En el cuento de miedo popular se entrecomilla de alguna manera al Mal, buscando atemorizar con él a las buenas gentes, a fin de exorcizarlo, o quizá solo por advertir de sus peligros. Así, el cuento de miedo llega en muchos aspectos a confundirse en la forma y en el fondo con las citadas expresiones originales del espíritu colectivo (¿no supone la propia Biblia un buen muestrario de relatos terroríficos?), cosa que no es de extrañar, dados los resortes anímicos tan sutiles que suelen remover en el lector o en la audiencia sus espinosos contenidos.
En la Edad Media las crónicas y anales oficiales y oficiosos aparecen salpicados de todo tipo de datos, supersticiones y consejas que versan sobre ogros, aparecidos, brujas, duendes, vampiros, hombres lobo y otros seres y animales malditos. En todos los países se ha asustado siempre a los niños con los demonios indígenas respectivos, y más en concreto en los de habla hispana, con las distintas variantes de El Coco, el Hombre del saco, el Chupacabras y el Sacamantecas. Las antiguas herejías, la larga tradición de la alquimia, las ciencias ocultas y las sectas prohibidas, inspiraron igualmente multitud de fábulas y narraciones orales y escritas, largas y cortas, unas tirando a lo didáctico y benévolo y otras directamente a lo terrible; historias genuinas y deformadas en infinitas versiones, y dirigidas a un público en el que no se diferenciaban las edades.
En relación con el tema central de este artículo, es decir, la derivación literaria del terror popular, el ya citado Edmund Wilson, al final de la Segunda Guerra Mundial, habló de lo que él llamaba «horror homeopático»:
Y sobre este terror literario (y ciñéndonos en todo momento a la literatura occidental), difícilmente se entiende el hecho de que, pese a tratarse de una modalidad con tan venerables precedentes y que ha contado entre sus cultivadores con algunos de los mejores escritores, tanto en Occidente como en el Oriente, de todas las épocas, hoy en día se trate al objeto de este artículo con una cierta distancia, sin duda despectiva, como vulgar literatura de género, fenómeno debido tal vez a las connotaciones negativas adquiridas por el contacto, en los últimos años, con cierto tipo de cine y otras manifestaciones audiovisuales de baja calidad y peor gusto (el subgénero conocido como gore, de origen anglosajón).
Dejando aparte las fuentes tradicionales, nutridas de la cultura y la historia de los pueblos, el cuento de terror literario trata de vérselas y hacerse eco de esos espantos mucho más personales que nos persiguen y agobian a través de las pesadillas.
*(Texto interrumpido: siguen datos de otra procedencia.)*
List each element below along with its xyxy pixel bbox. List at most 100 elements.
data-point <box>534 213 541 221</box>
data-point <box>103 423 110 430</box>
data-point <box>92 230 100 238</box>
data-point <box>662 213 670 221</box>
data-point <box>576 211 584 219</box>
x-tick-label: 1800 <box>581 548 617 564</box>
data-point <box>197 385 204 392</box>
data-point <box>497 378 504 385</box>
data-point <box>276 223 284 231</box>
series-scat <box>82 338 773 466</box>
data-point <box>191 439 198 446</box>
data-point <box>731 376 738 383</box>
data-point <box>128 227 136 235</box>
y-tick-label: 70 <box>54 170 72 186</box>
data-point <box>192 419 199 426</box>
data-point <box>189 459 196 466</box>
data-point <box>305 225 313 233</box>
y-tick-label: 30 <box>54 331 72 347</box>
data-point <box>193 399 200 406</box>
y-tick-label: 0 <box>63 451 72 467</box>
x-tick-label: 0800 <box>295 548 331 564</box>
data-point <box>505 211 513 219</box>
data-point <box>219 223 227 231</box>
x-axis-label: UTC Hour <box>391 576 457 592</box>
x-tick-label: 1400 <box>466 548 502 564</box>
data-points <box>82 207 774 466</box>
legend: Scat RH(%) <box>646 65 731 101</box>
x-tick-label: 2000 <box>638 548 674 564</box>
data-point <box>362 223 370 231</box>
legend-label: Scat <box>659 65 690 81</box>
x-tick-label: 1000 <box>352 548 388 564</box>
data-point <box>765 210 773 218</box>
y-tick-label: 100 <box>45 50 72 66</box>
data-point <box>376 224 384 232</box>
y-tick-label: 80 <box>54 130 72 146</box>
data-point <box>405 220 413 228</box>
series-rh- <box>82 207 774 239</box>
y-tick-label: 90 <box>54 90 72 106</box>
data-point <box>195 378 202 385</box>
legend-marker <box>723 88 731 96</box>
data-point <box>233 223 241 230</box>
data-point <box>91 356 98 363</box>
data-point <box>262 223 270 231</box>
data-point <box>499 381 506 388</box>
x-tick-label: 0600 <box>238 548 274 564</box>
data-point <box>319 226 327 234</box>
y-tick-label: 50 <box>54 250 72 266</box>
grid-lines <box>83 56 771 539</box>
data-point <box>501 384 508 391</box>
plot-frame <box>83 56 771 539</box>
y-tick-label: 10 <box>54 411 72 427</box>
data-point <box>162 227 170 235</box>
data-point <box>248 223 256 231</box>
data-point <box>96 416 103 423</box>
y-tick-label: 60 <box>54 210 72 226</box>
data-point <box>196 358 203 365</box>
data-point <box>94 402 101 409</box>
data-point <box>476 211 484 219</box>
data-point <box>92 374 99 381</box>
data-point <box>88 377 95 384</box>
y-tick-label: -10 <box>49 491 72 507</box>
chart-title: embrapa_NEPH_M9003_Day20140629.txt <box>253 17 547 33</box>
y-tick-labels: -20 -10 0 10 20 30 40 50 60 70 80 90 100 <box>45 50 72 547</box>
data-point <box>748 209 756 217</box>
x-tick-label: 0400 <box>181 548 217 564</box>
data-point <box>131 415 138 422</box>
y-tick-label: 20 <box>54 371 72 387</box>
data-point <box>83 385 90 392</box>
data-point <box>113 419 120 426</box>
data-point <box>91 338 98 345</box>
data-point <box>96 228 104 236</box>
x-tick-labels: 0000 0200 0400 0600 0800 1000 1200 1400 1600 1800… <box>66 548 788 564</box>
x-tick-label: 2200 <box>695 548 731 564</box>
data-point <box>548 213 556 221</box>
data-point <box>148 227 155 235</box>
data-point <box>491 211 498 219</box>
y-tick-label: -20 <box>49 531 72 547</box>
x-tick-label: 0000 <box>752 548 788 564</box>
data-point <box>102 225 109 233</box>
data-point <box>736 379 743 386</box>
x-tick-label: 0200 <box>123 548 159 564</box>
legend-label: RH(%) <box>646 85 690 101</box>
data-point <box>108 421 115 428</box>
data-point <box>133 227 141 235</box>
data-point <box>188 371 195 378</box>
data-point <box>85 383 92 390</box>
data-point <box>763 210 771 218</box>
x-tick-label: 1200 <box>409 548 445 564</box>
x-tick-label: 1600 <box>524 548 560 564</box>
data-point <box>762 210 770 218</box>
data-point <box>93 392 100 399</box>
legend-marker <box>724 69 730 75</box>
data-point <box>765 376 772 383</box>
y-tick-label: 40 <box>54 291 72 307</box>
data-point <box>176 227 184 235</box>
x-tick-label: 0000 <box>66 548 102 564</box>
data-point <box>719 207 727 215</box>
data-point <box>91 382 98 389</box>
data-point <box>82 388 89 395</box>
Un cuento de terror no supone, en realidad, más que un intento de recrear con fines catárticos (si bien no falta quien afirme que sádicos) tales mundos oníricos, con todo lo de estrambótico y siniestro que contienen, aunque acatando siempre unas determinadas reglas. Sólo hay una salvedad: al final, llegada la necesidad, no le asiste a uno el recurso de despertarse.
Como producto artístico, el cuento de miedo se ve constreñido, pues, por una normativa procedimental característica. Vladimir Propp afirma tajantemente: «Todos los cuentos maravillosos pertenecen al mismo tipo en lo que concierne a su estructura». Esto es, que parecidos esquemas (Propp los llama "funciones") se repiten una y otra vez: "Uno de los miembros de la familia se aleja de la casa", "Recae sobre el protagonista una prohibición", "Se transgrede la prohibición", "El agresor intenta engañar a su víctima para apoderarse de ella o de sus bienes", "La víctima se deja engañar y ayuda así a su enemigo a su pesar", etc.; esquemas similares, y aún más sencillos —el tema de fondo siempre es el mismo, el enfrentamiento al Mal—, se dan en el cuento literario de terror.
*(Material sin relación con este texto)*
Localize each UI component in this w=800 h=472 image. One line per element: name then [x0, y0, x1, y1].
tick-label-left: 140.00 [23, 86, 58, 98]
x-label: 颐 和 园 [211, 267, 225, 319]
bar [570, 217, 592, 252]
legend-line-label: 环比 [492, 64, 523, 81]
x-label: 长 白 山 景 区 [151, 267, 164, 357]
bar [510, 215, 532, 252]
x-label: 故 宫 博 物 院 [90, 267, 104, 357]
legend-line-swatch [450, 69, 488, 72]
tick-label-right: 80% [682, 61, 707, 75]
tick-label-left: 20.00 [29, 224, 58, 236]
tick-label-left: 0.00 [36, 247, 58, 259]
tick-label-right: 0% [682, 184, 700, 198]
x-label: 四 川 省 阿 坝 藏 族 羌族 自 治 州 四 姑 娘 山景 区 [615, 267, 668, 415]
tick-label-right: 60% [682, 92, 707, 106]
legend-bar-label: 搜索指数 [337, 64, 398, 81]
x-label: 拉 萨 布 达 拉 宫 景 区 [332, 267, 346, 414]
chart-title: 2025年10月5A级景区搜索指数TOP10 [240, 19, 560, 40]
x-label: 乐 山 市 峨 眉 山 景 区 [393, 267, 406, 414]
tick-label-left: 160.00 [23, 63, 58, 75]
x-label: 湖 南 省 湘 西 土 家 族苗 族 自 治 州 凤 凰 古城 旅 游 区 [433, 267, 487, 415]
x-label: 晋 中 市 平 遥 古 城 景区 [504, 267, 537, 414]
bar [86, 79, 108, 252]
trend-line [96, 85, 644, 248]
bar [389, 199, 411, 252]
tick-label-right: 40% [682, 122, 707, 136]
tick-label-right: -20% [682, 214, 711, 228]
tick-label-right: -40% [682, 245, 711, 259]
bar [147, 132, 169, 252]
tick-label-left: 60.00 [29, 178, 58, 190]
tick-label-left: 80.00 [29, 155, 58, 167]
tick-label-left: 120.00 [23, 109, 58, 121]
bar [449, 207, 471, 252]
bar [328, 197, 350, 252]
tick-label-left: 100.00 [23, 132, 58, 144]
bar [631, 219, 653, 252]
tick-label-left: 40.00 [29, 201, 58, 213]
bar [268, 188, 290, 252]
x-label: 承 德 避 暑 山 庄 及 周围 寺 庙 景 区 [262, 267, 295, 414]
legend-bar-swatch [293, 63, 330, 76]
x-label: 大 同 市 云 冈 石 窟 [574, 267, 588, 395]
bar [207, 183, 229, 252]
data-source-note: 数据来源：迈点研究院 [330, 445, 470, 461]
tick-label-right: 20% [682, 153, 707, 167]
Adolfo Bioy Casares, por su parte, en el prólogo a la Antología de la literatura fantástica, cita leyes generales, por un lado, y especiales (para cada cuento específico), por otro. Pero son tres los elementos o exigencias fundamentales que se admiten comúnmente como requisitos a cumplir. En primer lugar, ha de verificarse un cuidado muy especial en el diseño del clima, la atmósfera que rodea los siniestros acontecimientos de marras, aspecto este en el cual los grandes autores se evidencian a menudo como auténticos virtuosos. «La atmósfera es siempre el elemento más importante, por cuanto el criterio final de la autenticidad no reside en urdir la trama, sino en la creación de una impresión determinada».
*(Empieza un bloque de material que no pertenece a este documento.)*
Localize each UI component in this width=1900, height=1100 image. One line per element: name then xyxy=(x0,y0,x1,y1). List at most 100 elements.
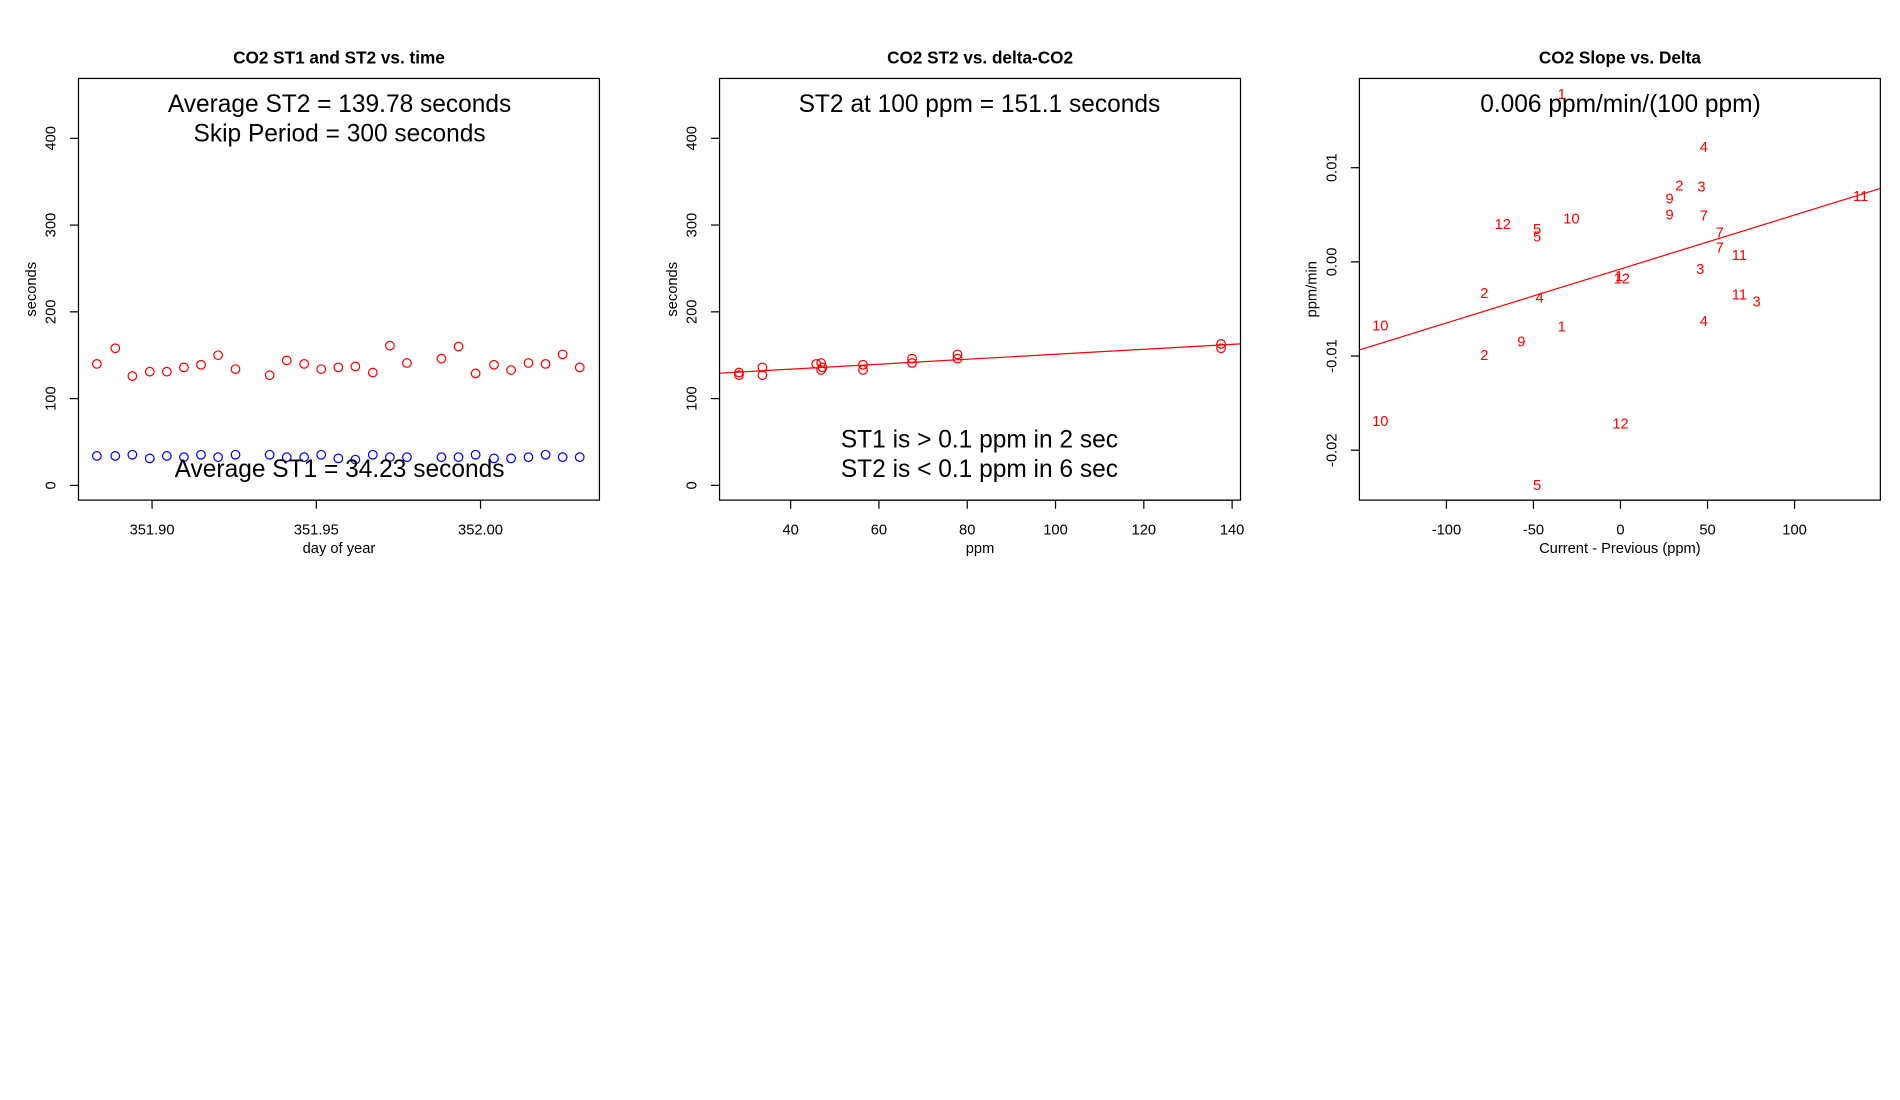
annotation: Skip Period = 300 seconds xyxy=(193,120,485,147)
y-tick-label: 200 xyxy=(43,300,59,325)
x-tick-label: -50 xyxy=(1523,523,1544,539)
point xyxy=(574,452,585,463)
point xyxy=(384,452,395,463)
point xyxy=(144,366,155,377)
point-label: 3 xyxy=(1753,294,1761,310)
point xyxy=(299,358,310,369)
point xyxy=(506,365,516,375)
chart-title: CO2 ST2 vs. delta-CO2 xyxy=(887,47,1073,67)
point xyxy=(402,358,412,368)
y-tick-label: -0.02 xyxy=(1324,433,1340,466)
point xyxy=(333,453,344,464)
point-label: 9 xyxy=(1665,192,1673,208)
point-label: 12 xyxy=(1614,272,1630,288)
y-axis-label: seconds xyxy=(24,262,40,317)
x-tick-label: 40 xyxy=(782,523,798,539)
point xyxy=(489,453,499,464)
x-tick-label: 80 xyxy=(959,523,975,539)
point xyxy=(506,453,516,464)
point xyxy=(557,452,568,463)
point-label: 5 xyxy=(1533,229,1541,245)
point xyxy=(858,365,868,375)
y-axis-label: ppm/min xyxy=(1305,261,1321,317)
point xyxy=(196,449,206,460)
point xyxy=(907,353,917,364)
point xyxy=(110,343,121,354)
x-tick-label: 140 xyxy=(1220,523,1245,539)
point xyxy=(1216,343,1226,354)
point-label: 10 xyxy=(1372,414,1388,430)
point xyxy=(179,452,189,463)
point xyxy=(179,362,189,373)
point xyxy=(91,451,102,461)
chart-title: CO2 Slope vs. Delta xyxy=(1539,47,1702,67)
annotation: Average ST2 = 139.78 seconds xyxy=(168,91,511,118)
point xyxy=(489,359,499,370)
annotation: Average ST1 = 34.23 seconds xyxy=(175,456,505,483)
point-label: 5 xyxy=(1533,478,1541,494)
fit-line xyxy=(719,343,1241,374)
point-label: 1 xyxy=(1558,87,1566,103)
x-tick-label: 0 xyxy=(1616,523,1624,539)
point xyxy=(161,366,172,377)
point-label: 2 xyxy=(1480,286,1488,302)
point xyxy=(281,355,292,366)
y-tick-label: 0 xyxy=(684,481,700,489)
point xyxy=(453,452,464,463)
x-tick-label: 100 xyxy=(1043,523,1068,539)
point-label: 11 xyxy=(1732,288,1747,304)
point-label: 2 xyxy=(1675,178,1683,194)
x-tick-label: 50 xyxy=(1699,523,1715,539)
point-label: 1 xyxy=(1615,269,1623,285)
point xyxy=(816,365,827,375)
point xyxy=(1216,339,1226,349)
fit-line xyxy=(1359,187,1881,351)
point xyxy=(264,449,275,460)
point xyxy=(316,364,327,375)
point xyxy=(952,349,963,360)
point-label: 11 xyxy=(1853,189,1868,205)
point-label: 12 xyxy=(1612,417,1628,433)
point xyxy=(213,350,223,361)
point xyxy=(230,449,241,460)
point xyxy=(161,451,172,461)
chart-title: CO2 ST1 and ST2 vs. time xyxy=(233,47,445,67)
point xyxy=(907,358,917,368)
point xyxy=(402,452,412,463)
point xyxy=(367,367,378,378)
x-tick-label: 60 xyxy=(871,523,887,539)
point xyxy=(540,449,551,460)
y-tick-label: 100 xyxy=(43,386,59,411)
point xyxy=(540,358,551,369)
x-tick-label: 100 xyxy=(1782,523,1807,539)
point-label: 9 xyxy=(1517,335,1525,351)
point-label: 3 xyxy=(1696,262,1704,278)
point xyxy=(816,358,827,368)
point xyxy=(350,361,361,372)
point xyxy=(858,359,868,370)
point xyxy=(127,371,138,381)
point xyxy=(436,452,447,463)
y-tick-label: 400 xyxy=(43,126,59,151)
annotation: ST2 at 100 ppm = 151.1 seconds xyxy=(799,91,1161,118)
point xyxy=(574,362,585,373)
point-label: 7 xyxy=(1716,241,1724,257)
annotation: ST1 is > 0.1 ppm in 2 sec xyxy=(841,427,1118,454)
point xyxy=(384,340,395,351)
point xyxy=(316,449,327,460)
point xyxy=(213,452,223,463)
x-tick-label: 351.95 xyxy=(294,523,339,539)
point xyxy=(470,368,481,379)
point xyxy=(734,367,744,378)
point xyxy=(557,349,568,360)
point xyxy=(196,359,206,370)
y-tick-label: 0.01 xyxy=(1324,153,1340,182)
point xyxy=(333,362,344,373)
point xyxy=(350,454,361,465)
y-tick-label: 200 xyxy=(684,300,700,325)
point xyxy=(523,452,534,463)
point-label: 5 xyxy=(1533,222,1541,238)
y-tick-label: 400 xyxy=(684,126,700,151)
x-axis-label: Current - Previous (ppm) xyxy=(1539,541,1701,557)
El cuentista suele asimismo trabajar con gran detalle el desarrollo narrativo, la gradación de efectos, es decir, la estructura secuencial de la historia, de manera que contribuya en todo lo posible a la suspensión de la incredulidad del lector, a la verosimilitud (tan apreciada o más que la propia originalidad por Poe); lo que se pretende suscitar en el lector es el miedo, y está de sobra demostrado que a tal efecto prima una mecánica lenta y gradual.
Todo cuento de terror, finalmente, como se ha dicho, resulta en un pequeño tratado sobre el Mal en alguno de sus infinitos rostros y formas, por lo que, en principio, conviene obviar toda otra consideración, moralista o sensible, a la hora de abordar su ejecución o su lectura.
Bioy Casares, aunque refiriéndose a la literatura fantástica, añade otro factor de obviedad fundamental: la sorpresa, que, además de argumental, puede ser verbal (por la terminología utilizada), e incluso de puntuación.
En Lovecraft parece haberse inspirado para su definición el ya citado Rafael Llopis, médico y estudioso español del género, autor de la Historia natural de los cuentos de miedo y responsable de algunas de las, hoy por hoy, más importantes antologías aparecidas en lengua castellana (Los Mitos de Cthulhu, Antología de cuentos de terror...):
He aquí una referencia clara al cuento de terror literario, aunque parece más bien restringirse al modelo y espíritu del propio Lovecraft. Pero lo que habría que destacar sin duda es el elemento sobrenatural, hoy también conocido como paranormal.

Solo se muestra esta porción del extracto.